Plevyak and Wang did not respond to calls and e-mails seeking comment. On Dec. 16, Albert issued this statement to the Herald on their behalfs: “I cannot comment on this as it is in litigation.”
Savicki said she brought the IUD into the operating room, unopened and in a box, on Dec. 19, 2006. She said she handed the box to the nurse prior to the planned Caesarean section. Her medical record notes that the IUD was to be implanted following delivery, according to the complaint.
Post-delivery notes indicate she received a tubal ligation, the complaint says. The surgical notes were reviewed by the Herald.
This is the second time Savicki has sued over reproductive issues. In 2001, she reached a settlement with CVS and a spermacide company after she became pregnant with her now 12-year-old daughter after claiming she bought and used an expired spermacide, according to federal court documents.
Savicki has nine children from several men, is unemployed and relies on public assistance for two of the four children who live with her.
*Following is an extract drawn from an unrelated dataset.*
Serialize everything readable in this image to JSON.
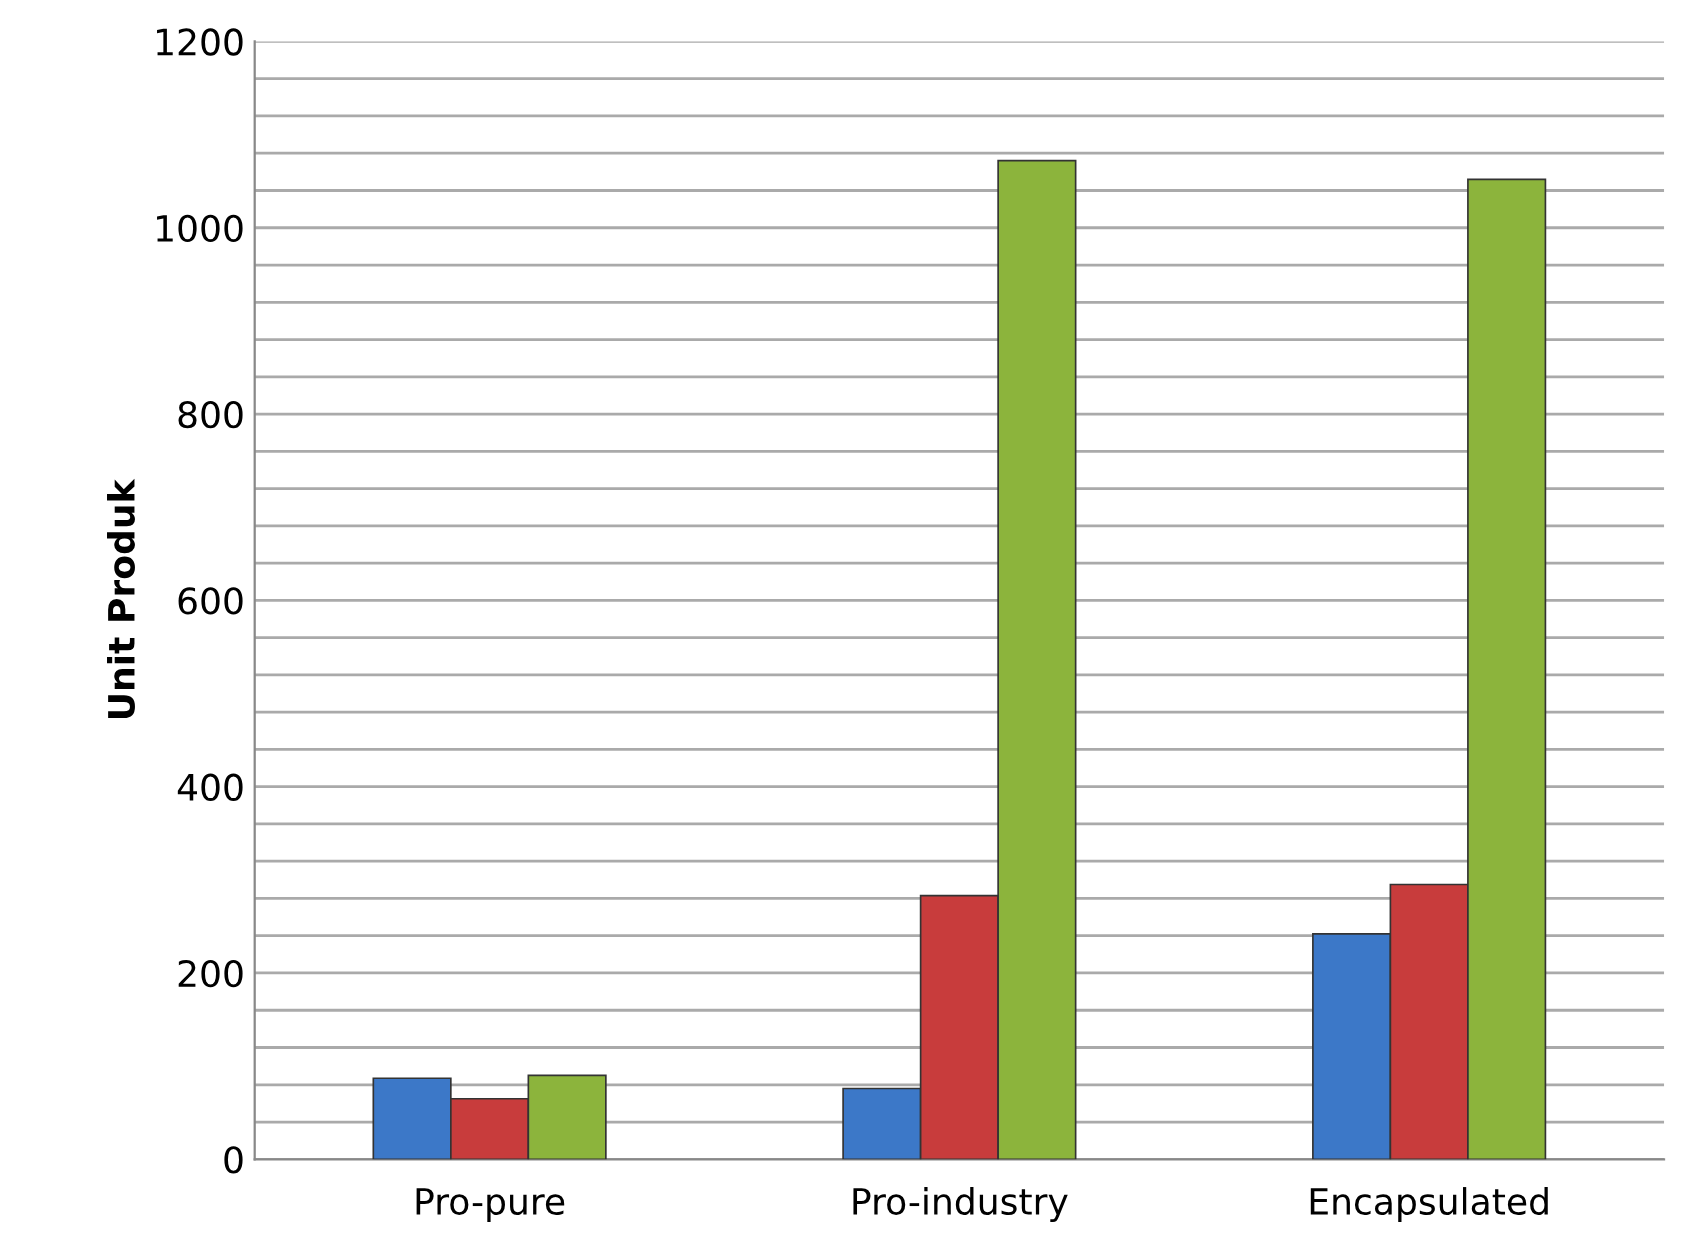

She receives supplemental security income, or SSI, for a disability, non-Hodgkin’s lymphoma, she said. Her mother has custody of three of her children. Two of her children are no longer minors.
‘It’s my choice’
Savicki acknowledged that some may feel little sympathy for her situation, but cautioned against public judgment because she is a poor, unmarried mother of 9.
“I would never have the right to tell anyone else ‘because you have this many kids that’s enough,’ ” she said. “That’s no one’s right to say that. It’s my choice. No one has the right to say you’ve had enough.
“I take care of my kids. I love my kids. I was not ready to make that kind of decision,” she said of the permanent sterilization.
Savicki said her life has stabilized in the last decade after a rocky start. She had her first child at 13 and dropped out of high school in the ninth grade.
Savicki said she’s been in a relationship with her fiance, Angel Flores Tirado, 36, since she was 25. She lives with him and the couple’s three children. Tirado helps support the family with his full-time job as a personal care assistant. Savicki said she’s had eight of her nine children while in committed relationships and hoped for one more child with Tirado.
“It’s not like I’m jumping from guy to guy to guy to get pregnant,” she said. “I’m trying to make a healthy home for my children.”